敵も数が多いだろうが、こっちも負けてないはずだ。
一方でオレ達、トリニティハートは遊撃隊として自由に動かさせてもらう。
「デューク! 俺達、冒険者も続くぞ!」
「あぁ!」
ハンターズのせいで冒険者の数はめっきり減ったが、いないわけじゃない。
むしろ最後まで冒険者としてしぶとく生き残った連中だ。全員、等級に関わらず二級以上の実力はある。
「デューク! あの空は……」
「空にある蝋燭は未知だが気にしてもしょうがない! 訳のわからん人影もあるし、上を見るなよ!」
ちらりと聖騎士団陣営を見ると、あちら側から慌てて騎士達が出てくる。
つまり敵は聖騎士団陣営から外れた斜め方向から襲ってきてるわけだ。
しかもいくつかの部隊が砂煙を上げているところからして、まとまってない。
「やっぱり隣国のグランシア国か! 何のつもりか知らないが、人様の国の土を踏み荒らしてんじゃねえぞ!」
「デューク! 俺が斬り込む!」
「ハリベル、頼む!」
大盾を持ったハリベルが迫る敵兵に突っ込んだ。敵兵達が何かに弾かれるようにして散って飛んでいく。
狙い通り、味方勢が活気づく。
「よし! 続くぞ!」
ハリベルの突貫力は見応えがあるし、味方の士気を高める。オレが斬り込むよりも効率がいい。

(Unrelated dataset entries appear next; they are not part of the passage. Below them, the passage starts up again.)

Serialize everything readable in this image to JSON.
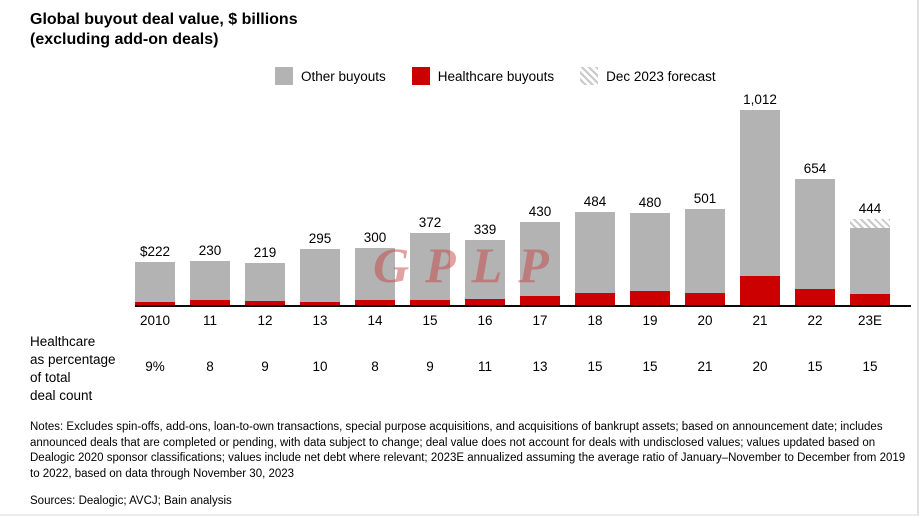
{
  "title": {
    "line1": "Global buyout deal value, $ billions",
    "line2": "(excluding add-on deals)"
  },
  "legend": {
    "items": [
      {
        "label": "Other buyouts",
        "key": "other",
        "color": "#b3b3b3",
        "swatch": "solid"
      },
      {
        "label": "Healthcare buyouts",
        "key": "healthcare",
        "color": "#cc0000",
        "swatch": "solid"
      },
      {
        "label": "Dec 2023 forecast",
        "key": "forecast",
        "color": "#c9c9c9",
        "swatch": "diagonal-hatch"
      }
    ]
  },
  "row_label": {
    "lines": [
      "Healthcare",
      "as percentage",
      "of total",
      "deal count"
    ]
  },
  "watermark": {
    "text": "GPLP"
  },
  "chart_data": {
    "type": "bar",
    "subtype": "stacked",
    "title": "Global buyout deal value, $ billions (excluding add-on deals)",
    "categories": [
      "2010",
      "11",
      "12",
      "13",
      "14",
      "15",
      "16",
      "17",
      "18",
      "19",
      "20",
      "21",
      "22",
      "23E"
    ],
    "totals": [
      222,
      230,
      219,
      295,
      300,
      372,
      339,
      430,
      484,
      480,
      501,
      1012,
      654,
      444
    ],
    "total_labels": [
      "$222",
      "230",
      "219",
      "295",
      "300",
      "372",
      "339",
      "430",
      "484",
      "480",
      "501",
      "1,012",
      "654",
      "444"
    ],
    "series": [
      {
        "name": "Healthcare buyouts",
        "key": "healthcare",
        "color": "#cc0000",
        "estimated": true,
        "values": [
          15,
          28,
          20,
          18,
          28,
          26,
          33,
          48,
          64,
          75,
          63,
          151,
          85,
          55
        ]
      },
      {
        "name": "Other buyouts",
        "key": "other",
        "color": "#b3b3b3",
        "estimated": true,
        "values": [
          207,
          202,
          199,
          277,
          272,
          346,
          306,
          382,
          420,
          405,
          438,
          861,
          569,
          343
        ]
      },
      {
        "name": "Dec 2023 forecast",
        "key": "forecast",
        "pattern": "diagonal-hatch",
        "estimated": true,
        "values": [
          0,
          0,
          0,
          0,
          0,
          0,
          0,
          0,
          0,
          0,
          0,
          0,
          0,
          46
        ]
      }
    ],
    "healthcare_pct_of_deal_count": [
      "9%",
      "8",
      "9",
      "10",
      "8",
      "9",
      "11",
      "13",
      "15",
      "15",
      "21",
      "20",
      "15",
      "15"
    ],
    "ylim": [
      0,
      1012
    ],
    "grid": false,
    "legend_position": "top",
    "xlabel": "",
    "ylabel": ""
  },
  "notes": {
    "notes_text": "Notes: Excludes spin-offs, add-ons, loan-to-own transactions, special purpose acquisitions, and acquisitions of bankrupt assets; based on announcement date; includes announced deals that are completed or pending, with data subject to change; deal value does not account for deals with undisclosed values; values updated based on Dealogic 2020 sponsor classifications; values include net debt where relevant; 2023E annualized assuming the average ratio of January–November to December from 2019 to 2022, based on data through November 30, 2023",
    "sources_text": "Sources: Dealogic; AVCJ; Bain analysis"
  }
}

敵兵も矢を放ち、槍で突く。剣を振るう。その様子はやっぱり尋常じゃなかった。
何かに突き動かされるように、暴れ狂ってるようにも見える。
「こいつら、相変わらずおかしいな!」
「だが数だけだ! まったく統率も取れてない!」
ハリベルの言う通りだ。多勢に無勢だけど、敵はこっちの個の力を舐めすぎた。
数だけ揃えた兵隊は次々と俺達になぎ倒されて、無駄に戦力を消耗している。
だけど、この前みたいに魔人化でもされたら一気に戦局は傾く。
そして兵隊の背後に見えた魔術師達。本命が来たか。
「あらら……やっぱり魔術も使えない雑兵じゃダメねぇ」
「日々の鍛錬を怠っていない証拠だ。あの面構えを見ろ……確固たる強い意志を感じないか?」
「相変わらず固いわね、兄さん」
スレンダーな体型の女魔術師と、角ばった顔つきのごついおっさん魔術師。
魔力感知を鍛えた今だからこそわかる。それぞれがあの第七魔術師団の団長イーアン以上の魔力、こいつらが団長か。

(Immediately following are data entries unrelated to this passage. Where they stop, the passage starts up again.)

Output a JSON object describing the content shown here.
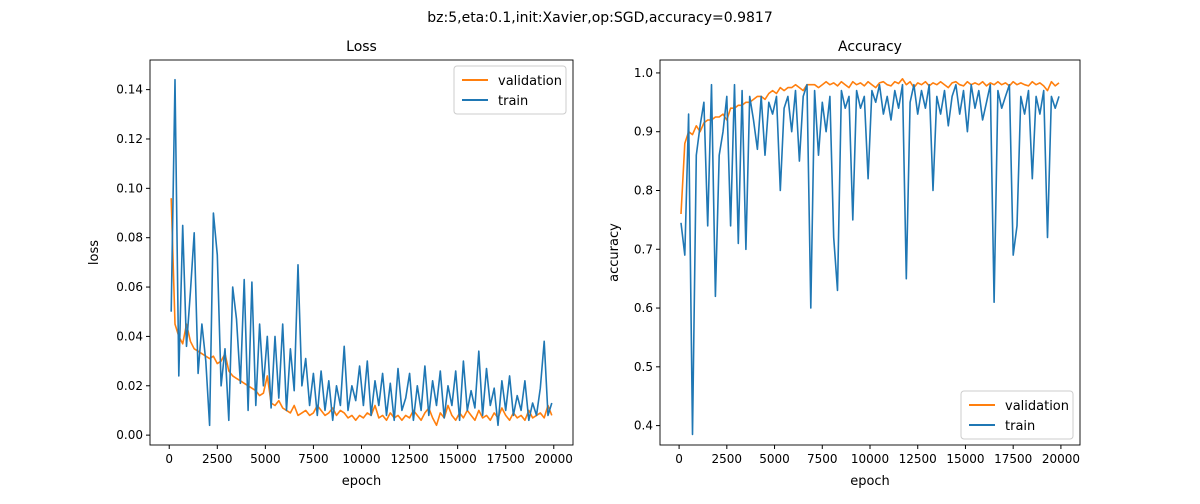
{
  "suptitle": "bz:5,eta:0.1,init:Xavier,op:SGD,accuracy=0.9817",
  "colors": {
    "validation": "#ff7f0e",
    "train": "#1f77b4"
  },
  "chart_data": [
    {
      "type": "line",
      "title": "Loss",
      "xlabel": "epoch",
      "ylabel": "loss",
      "xlim": [
        -1000,
        21000
      ],
      "ylim": [
        -0.004,
        0.152
      ],
      "xticks": [
        0,
        2500,
        5000,
        7500,
        10000,
        12500,
        15000,
        17500,
        20000
      ],
      "yticks": [
        0.0,
        0.02,
        0.04,
        0.06,
        0.08,
        0.1,
        0.12,
        0.14
      ],
      "ytick_decimals": 2,
      "legend": "top-right",
      "x_start": 100,
      "x_step": 200,
      "series": [
        {
          "name": "validation",
          "color": "#ff7f0e",
          "values": [
            0.096,
            0.045,
            0.04,
            0.037,
            0.045,
            0.038,
            0.035,
            0.034,
            0.033,
            0.032,
            0.031,
            0.032,
            0.029,
            0.03,
            0.033,
            0.026,
            0.024,
            0.023,
            0.022,
            0.021,
            0.02,
            0.019,
            0.018,
            0.016,
            0.017,
            0.024,
            0.013,
            0.012,
            0.014,
            0.011,
            0.01,
            0.009,
            0.012,
            0.008,
            0.009,
            0.01,
            0.008,
            0.009,
            0.012,
            0.01,
            0.008,
            0.009,
            0.011,
            0.008,
            0.01,
            0.009,
            0.007,
            0.008,
            0.006,
            0.008,
            0.007,
            0.009,
            0.008,
            0.012,
            0.007,
            0.008,
            0.006,
            0.009,
            0.007,
            0.008,
            0.006,
            0.008,
            0.007,
            0.01,
            0.008,
            0.006,
            0.009,
            0.011,
            0.007,
            0.004,
            0.009,
            0.007,
            0.012,
            0.008,
            0.006,
            0.009,
            0.007,
            0.01,
            0.008,
            0.006,
            0.01,
            0.007,
            0.008,
            0.006,
            0.009,
            0.007,
            0.011,
            0.008,
            0.006,
            0.009,
            0.007,
            0.008,
            0.006,
            0.01,
            0.007,
            0.008,
            0.009,
            0.007,
            0.012,
            0.008
          ]
        },
        {
          "name": "train",
          "color": "#1f77b4",
          "values": [
            0.05,
            0.144,
            0.024,
            0.085,
            0.036,
            0.058,
            0.082,
            0.025,
            0.045,
            0.03,
            0.004,
            0.09,
            0.073,
            0.02,
            0.035,
            0.006,
            0.06,
            0.047,
            0.021,
            0.063,
            0.01,
            0.062,
            0.012,
            0.045,
            0.02,
            0.04,
            0.011,
            0.04,
            0.015,
            0.045,
            0.01,
            0.035,
            0.018,
            0.069,
            0.02,
            0.031,
            0.012,
            0.025,
            0.008,
            0.026,
            0.01,
            0.022,
            0.006,
            0.02,
            0.012,
            0.036,
            0.01,
            0.02,
            0.014,
            0.028,
            0.012,
            0.03,
            0.008,
            0.022,
            0.012,
            0.025,
            0.008,
            0.021,
            0.006,
            0.027,
            0.01,
            0.015,
            0.025,
            0.006,
            0.02,
            0.01,
            0.028,
            0.008,
            0.022,
            0.012,
            0.026,
            0.007,
            0.02,
            0.012,
            0.026,
            0.006,
            0.03,
            0.01,
            0.018,
            0.011,
            0.034,
            0.008,
            0.027,
            0.012,
            0.019,
            0.004,
            0.022,
            0.01,
            0.024,
            0.008,
            0.016,
            0.01,
            0.022,
            0.006,
            0.013,
            0.008,
            0.019,
            0.038,
            0.008,
            0.013
          ]
        }
      ]
    },
    {
      "type": "line",
      "title": "Accuracy",
      "xlabel": "epoch",
      "ylabel": "accuracy",
      "xlim": [
        -1000,
        21000
      ],
      "ylim": [
        0.367,
        1.022
      ],
      "xticks": [
        0,
        2500,
        5000,
        7500,
        10000,
        12500,
        15000,
        17500,
        20000
      ],
      "yticks": [
        0.4,
        0.5,
        0.6,
        0.7,
        0.8,
        0.9,
        1.0
      ],
      "ytick_decimals": 1,
      "legend": "lower-right",
      "x_start": 100,
      "x_step": 200,
      "series": [
        {
          "name": "validation",
          "color": "#ff7f0e",
          "values": [
            0.76,
            0.88,
            0.9,
            0.895,
            0.91,
            0.9,
            0.915,
            0.92,
            0.92,
            0.925,
            0.925,
            0.93,
            0.92,
            0.94,
            0.94,
            0.945,
            0.945,
            0.95,
            0.95,
            0.955,
            0.96,
            0.96,
            0.955,
            0.965,
            0.97,
            0.965,
            0.975,
            0.97,
            0.975,
            0.975,
            0.98,
            0.975,
            0.97,
            0.98,
            0.98,
            0.98,
            0.975,
            0.98,
            0.985,
            0.98,
            0.983,
            0.978,
            0.985,
            0.98,
            0.975,
            0.985,
            0.98,
            0.983,
            0.978,
            0.985,
            0.98,
            0.975,
            0.983,
            0.985,
            0.98,
            0.978,
            0.985,
            0.982,
            0.99,
            0.98,
            0.985,
            0.975,
            0.983,
            0.98,
            0.985,
            0.978,
            0.983,
            0.98,
            0.985,
            0.98,
            0.975,
            0.983,
            0.985,
            0.98,
            0.978,
            0.985,
            0.98,
            0.983,
            0.98,
            0.985,
            0.978,
            0.983,
            0.98,
            0.985,
            0.98,
            0.983,
            0.978,
            0.985,
            0.98,
            0.983,
            0.98,
            0.978,
            0.985,
            0.98,
            0.983,
            0.978,
            0.97,
            0.985,
            0.978,
            0.983
          ]
        },
        {
          "name": "train",
          "color": "#1f77b4",
          "values": [
            0.745,
            0.69,
            0.93,
            0.385,
            0.86,
            0.91,
            0.95,
            0.74,
            0.98,
            0.62,
            0.86,
            0.9,
            0.96,
            0.74,
            0.98,
            0.71,
            0.97,
            0.7,
            0.96,
            0.92,
            0.87,
            0.96,
            0.86,
            0.95,
            0.93,
            0.96,
            0.8,
            0.94,
            0.96,
            0.9,
            0.97,
            0.85,
            0.96,
            0.98,
            0.6,
            0.97,
            0.86,
            0.95,
            0.9,
            0.96,
            0.72,
            0.63,
            0.97,
            0.94,
            0.96,
            0.75,
            0.97,
            0.94,
            0.96,
            0.82,
            0.97,
            0.95,
            0.98,
            0.93,
            0.96,
            0.92,
            0.97,
            0.94,
            0.98,
            0.65,
            0.95,
            0.98,
            0.93,
            0.97,
            0.94,
            0.98,
            0.8,
            0.96,
            0.93,
            0.97,
            0.91,
            0.96,
            0.98,
            0.93,
            0.97,
            0.9,
            0.98,
            0.94,
            0.97,
            0.92,
            0.95,
            0.98,
            0.61,
            0.97,
            0.94,
            0.96,
            0.98,
            0.69,
            0.74,
            0.96,
            0.93,
            0.97,
            0.82,
            0.96,
            0.93,
            0.97,
            0.72,
            0.96,
            0.94,
            0.96
          ]
        }
      ]
    }
  ]
}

「ボウヤ、私が気になるの? じゃあ、名乗ろっか。私はエーミー」
「エーミー、敵とはいえ礼儀を欠いてはいかん。我こそは栄えあるグランシア国の第六魔術師団の団長ドドルマン!」
「固いわね、兄さん。私は第五魔術師団の団長エーミー」
「上に見えるのは第四魔術師団の団長ギュリオン!」
「それは言わなくていいんじゃない? 真面目な兄さんね」
こいつら、兄と妹か? 二人して団長、聞き覚えがある。確か――
「グランシア国のブラッセル家! 代々、魔術師団の団長に居座り続けるグランシアの最高戦力!」
「サリア、マジかよ……」
「下克上上等の魔術師団において、ブラッセル家は百年以上も団長の座を譲っていない」
「お前も詳しいな、ハリベル」
歯を食いしばって警戒するサリアを嘲笑するエーミー。無骨な面構えで見据えるドドルマン。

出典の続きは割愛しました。